Q: We are constantly being directed to go to confession frequently, and I subscribe to that teaching. I have been puzzled, however, for a long time as to what one confesses on a frequent basis in reconciliation. I certainly know mortal sin and venial sin. I attend Mass every Sunday and receive the Eucharist as often as possible and try to keep myself in check, to avoid sin. But I frequently find myself not knowing what to confess in the confessional, in wanting to go to confession on an ongoing frequent basis of at least once per month. This might sound like a silly inquiry, but if I am thinking it, there must be others who think it too. — J.C., Miami, Florida
A: While this is not, strictly speaking, a liturgical question, our reader is correct in that it is a difficulty faced by many who practice frequent confession.
There are many possible ways to address this question, although the personal nature of each person’s relationship with God means that any answer will inevitably come up short.
I have found that, for me at least, Matthew 21:28-31 is of great assistance in understanding the motives and impulses behind the desire to confess regularly. In the passage, a father tells his two sons to go work in the vineyard. One accepts but does not go; the other initially refuses but later repents and toils away. Both sons have to ask the Father’s forgiveness, the first for hypocrisy and disobedience, the second for not obeying with the spontaneity and desire to please that are proper to a son.

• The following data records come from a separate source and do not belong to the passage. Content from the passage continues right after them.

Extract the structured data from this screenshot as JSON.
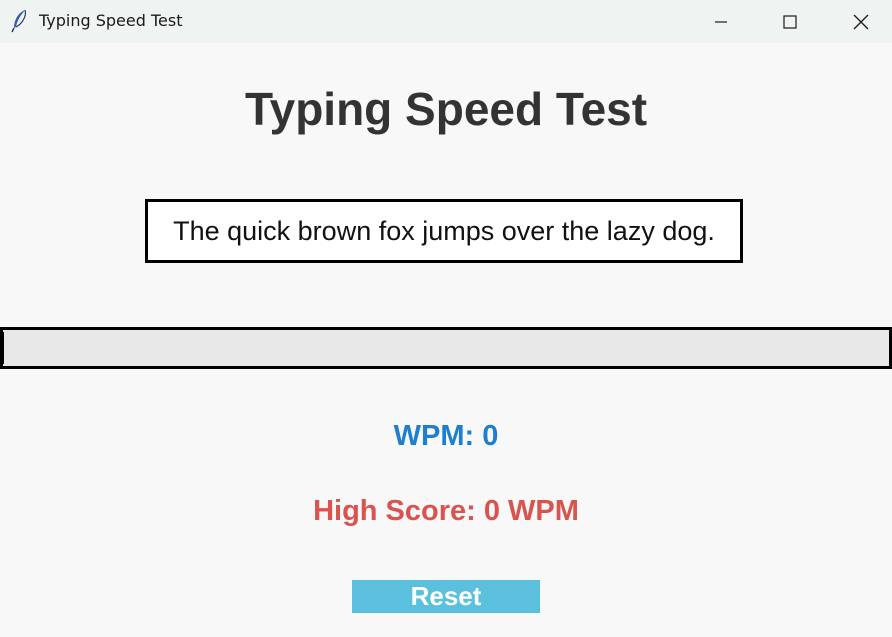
{
  "window": {
    "title": "Typing Speed Test",
    "icon": "feather-icon",
    "controls": [
      "minimize-icon",
      "maximize-icon",
      "close-icon"
    ]
  },
  "main": {
    "heading": "Typing Speed Test",
    "sentence": "The quick brown fox jumps over the lazy dog.",
    "input": {
      "value": "",
      "placeholder": ""
    },
    "wpm_text": "WPM: 0",
    "high_score_text": "High Score: 0 WPM",
    "reset_label": "Reset"
  },
  "colors": {
    "background": "#f8f8f8",
    "titlebar": "#eff4f2",
    "heading": "#333333",
    "wpm": "#1f7fcf",
    "high_score": "#d9534f",
    "reset_button": "#5bc0de",
    "input_background": "#e8e8e8"
  }
}
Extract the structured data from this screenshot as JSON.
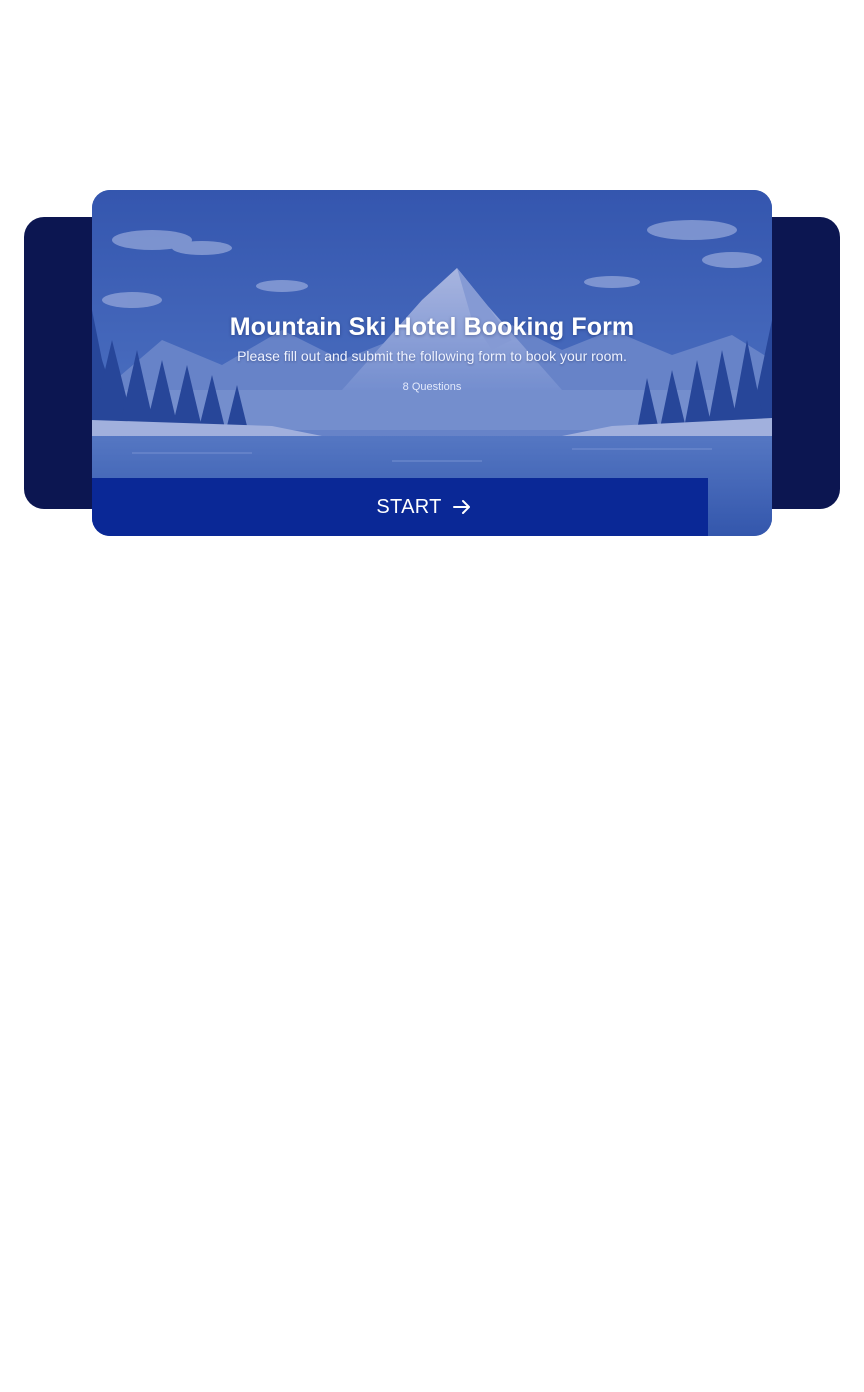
{
  "form": {
    "title": "Mountain Ski Hotel Booking Form",
    "subtitle": "Please fill out and submit the following form to book your room.",
    "question_count": "8 Questions",
    "start_label": "START",
    "start_icon": "arrow-right-icon",
    "background_image": "snowy-mountain-lake-landscape"
  },
  "colors": {
    "back_panel": "#0c1651",
    "start_button": "#0a2896",
    "text": "#ffffff"
  }
}
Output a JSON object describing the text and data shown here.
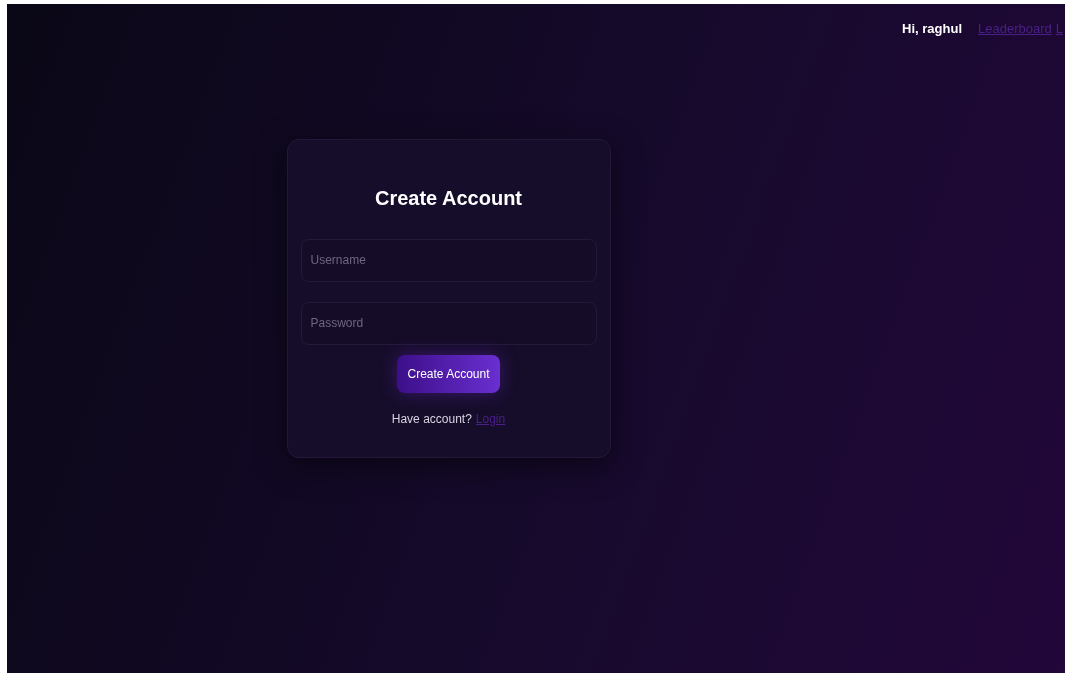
{
  "nav": {
    "greeting": "Hi, raghul",
    "links": [
      "Leaderboard",
      "L"
    ]
  },
  "form": {
    "title": "Create Account",
    "fields": [
      {
        "placeholder": "Username"
      },
      {
        "placeholder": "Password"
      }
    ],
    "submit": "Create Account",
    "prompt": "Have account?",
    "link": "Login"
  }
}
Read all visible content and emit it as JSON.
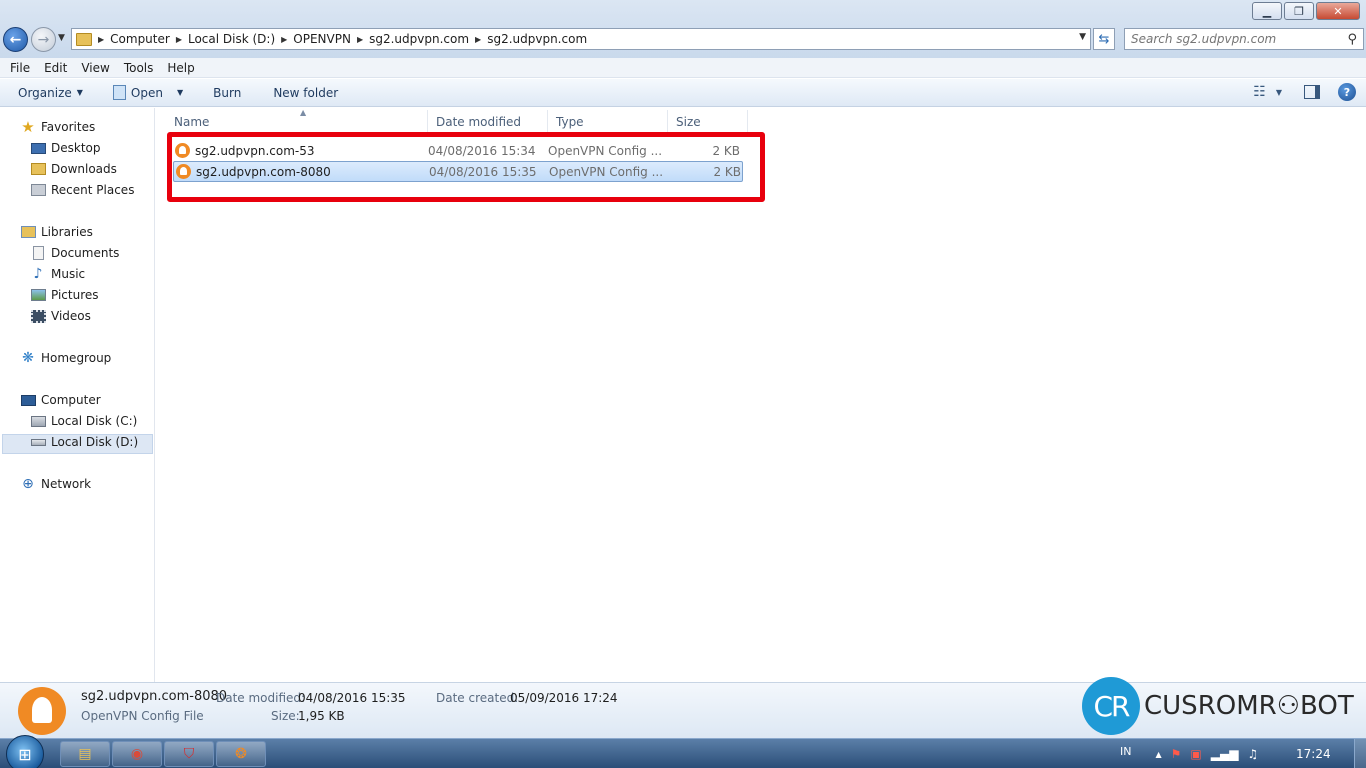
{
  "window": {
    "minimize_glyph": "▁",
    "maximize_glyph": "❐",
    "close_glyph": "✕"
  },
  "navigation": {
    "back_glyph": "←",
    "forward_glyph": "→",
    "recent_glyph": "▼",
    "refresh_glyph": "⇆"
  },
  "address": {
    "crumbs": [
      "Computer",
      "Local Disk (D:)",
      "OPENVPN",
      "sg2.udpvpn.com",
      "sg2.udpvpn.com"
    ],
    "separator": "▶",
    "dropdown_glyph": "▼"
  },
  "search": {
    "placeholder": "Search sg2.udpvpn.com",
    "icon": "search-icon",
    "icon_glyph": "⚲"
  },
  "menu": [
    "File",
    "Edit",
    "View",
    "Tools",
    "Help"
  ],
  "toolbar": {
    "organize": "Organize",
    "open": "Open",
    "burn": "Burn",
    "new_folder": "New folder",
    "caret": "▼",
    "view_glyph": "☷",
    "help_glyph": "?"
  },
  "navpane": {
    "favorites": "Favorites",
    "desktop": "Desktop",
    "downloads": "Downloads",
    "recent_places": "Recent Places",
    "libraries": "Libraries",
    "documents": "Documents",
    "music": "Music",
    "pictures": "Pictures",
    "videos": "Videos",
    "homegroup": "Homegroup",
    "computer": "Computer",
    "local_c": "Local Disk (C:)",
    "local_d": "Local Disk (D:)",
    "network": "Network"
  },
  "columns": {
    "name": "Name",
    "date": "Date modified",
    "type": "Type",
    "size": "Size",
    "sort_glyph": "▲"
  },
  "files": [
    {
      "name": "sg2.udpvpn.com-53",
      "date": "04/08/2016 15:34",
      "type": "OpenVPN Config ...",
      "size": "2 KB"
    },
    {
      "name": "sg2.udpvpn.com-8080",
      "date": "04/08/2016 15:35",
      "type": "OpenVPN Config ...",
      "size": "2 KB"
    }
  ],
  "details": {
    "filename": "sg2.udpvpn.com-8080",
    "filetype": "OpenVPN Config File",
    "modified_label": "Date modified:",
    "modified_value": "04/08/2016 15:35",
    "created_label": "Date created:",
    "created_value": "05/09/2016 17:24",
    "size_label": "Size:",
    "size_value": "1,95 KB"
  },
  "watermark": {
    "badge": "CR",
    "text": "CUSROMR⚇BOT"
  },
  "taskbar": {
    "start_glyph": "⊞",
    "explorer_glyph": "▤",
    "chrome_glyph": "◉",
    "shield_glyph": "⛉",
    "app_glyph": "❂"
  },
  "tray": {
    "language": "IN",
    "arrow_glyph": "▲",
    "time": "17:24"
  }
}
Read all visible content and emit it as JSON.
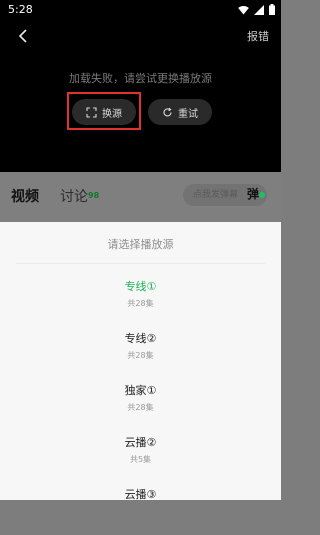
{
  "status_bar": {
    "time": "5:28"
  },
  "player": {
    "report_label": "报错",
    "error_message": "加载失败，请尝试更换播放源",
    "switch_source_label": "换源",
    "retry_label": "重试"
  },
  "tabs": {
    "video_label": "视频",
    "discuss_label": "讨论",
    "discuss_count": "98",
    "danmaku_placeholder": "点我发弹幕",
    "danmaku_toggle": "弹"
  },
  "sheet": {
    "title": "请选择播放源",
    "sources": [
      {
        "name": "专线①",
        "count": "共28集",
        "selected": true
      },
      {
        "name": "专线②",
        "count": "共28集",
        "selected": false
      },
      {
        "name": "独家①",
        "count": "共28集",
        "selected": false
      },
      {
        "name": "云播②",
        "count": "共5集",
        "selected": false
      },
      {
        "name": "云播③",
        "count": "",
        "selected": false
      }
    ]
  },
  "colors": {
    "accent_green": "#1bb455",
    "highlight_red": "#e0322f"
  }
}
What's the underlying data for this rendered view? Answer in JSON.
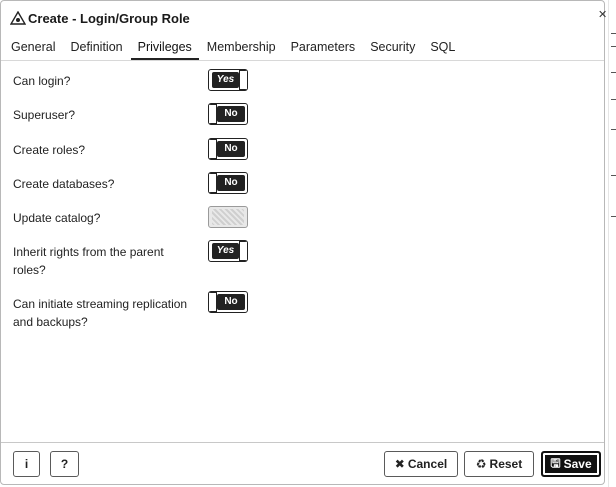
{
  "dialog": {
    "title": "Create - Login/Group Role",
    "title_icon": "role-icon"
  },
  "tabs": [
    {
      "label": "General"
    },
    {
      "label": "Definition"
    },
    {
      "label": "Privileges",
      "active": true
    },
    {
      "label": "Membership"
    },
    {
      "label": "Parameters"
    },
    {
      "label": "Security"
    },
    {
      "label": "SQL"
    }
  ],
  "privileges": [
    {
      "label": "Can login?",
      "state": "Yes"
    },
    {
      "label": "Superuser?",
      "state": "No"
    },
    {
      "label": "Create roles?",
      "state": "No"
    },
    {
      "label": "Create databases?",
      "state": "No"
    },
    {
      "label": "Update catalog?",
      "state": ""
    },
    {
      "label": "Inherit rights from the parent roles?",
      "state": "Yes"
    },
    {
      "label": "Can initiate streaming replication and backups?",
      "state": "No"
    }
  ],
  "footer": {
    "info_label": "i",
    "help_label": "?",
    "cancel_label": "Cancel",
    "reset_label": "Reset",
    "save_label": "Save"
  },
  "colors": {
    "accent": "#111111",
    "border": "#b8b8b8"
  }
}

Frequent confession, above all when there are no grave sins to confess, is like the situation of the second son. We have not responded to the Father’s love as we should. And we desire that there should be nothing between us, not even the lesser discordance brought about by reluctance, dourness and a host of other attitudes that sully the beauty of our relationship with him. This is why confession is fundamentally an act of love: We ask forgiveness of those we love. Grudging apologies are reserved for rivals or enemies, not for those we love.
In the light of this desire to maintain the splendor of a filial relationship, there is no great difficulty in having to confess the same faults frequently. These often reflect our habitual weaknesses which are overcome only over time.
A distinction is in order, however. There can be an imperfect repetition when a person has learned in youth a typical list of sins and repeats them without really entering into the depths of his relationship with God. There is also a healthy repetition which precisely recognizes the habitual weaknesses and strives to overcome them.
In this latter case it is also true that as the soul progresses, the sin is only apparently the same, or rather it is the same root but not the same matter. For example, a person might confess to laziness because he flees anything smacking of physical or mental exertion. Yet that person is working under the impulses of grace to overcome this vice. A year or so later the person continues to confess laziness, but by this time it means not putting in all the effort he can and occasionally slipping up. A few years later the same hard-working and hard-praying person confesses to laziness because of an awareness of not making the best use of the time available or of becoming too set in one’s way, so as to resist new initiatives of the Holy Spirit. The awareness of progress within apparent monotony is thus one source of comfort in making regular confession a part of one’s spiritual life.
One useful method for avoiding routine, above all when a person has a regular confessor, is to concentrate each time on one type of habitual sin and examine it more closely than the others. This can help us grow in delicacy of conscience. At the same time, the penitent must be careful not to convert the sacrament of reconciliation, oriented toward absolution of actual sins, into spiritual direction. Direction is more wide ranging and covers such elements as motivations, attitudes, impressions, personal reactions to grace and the like. Both are good but, as a general rule, should be kept separate.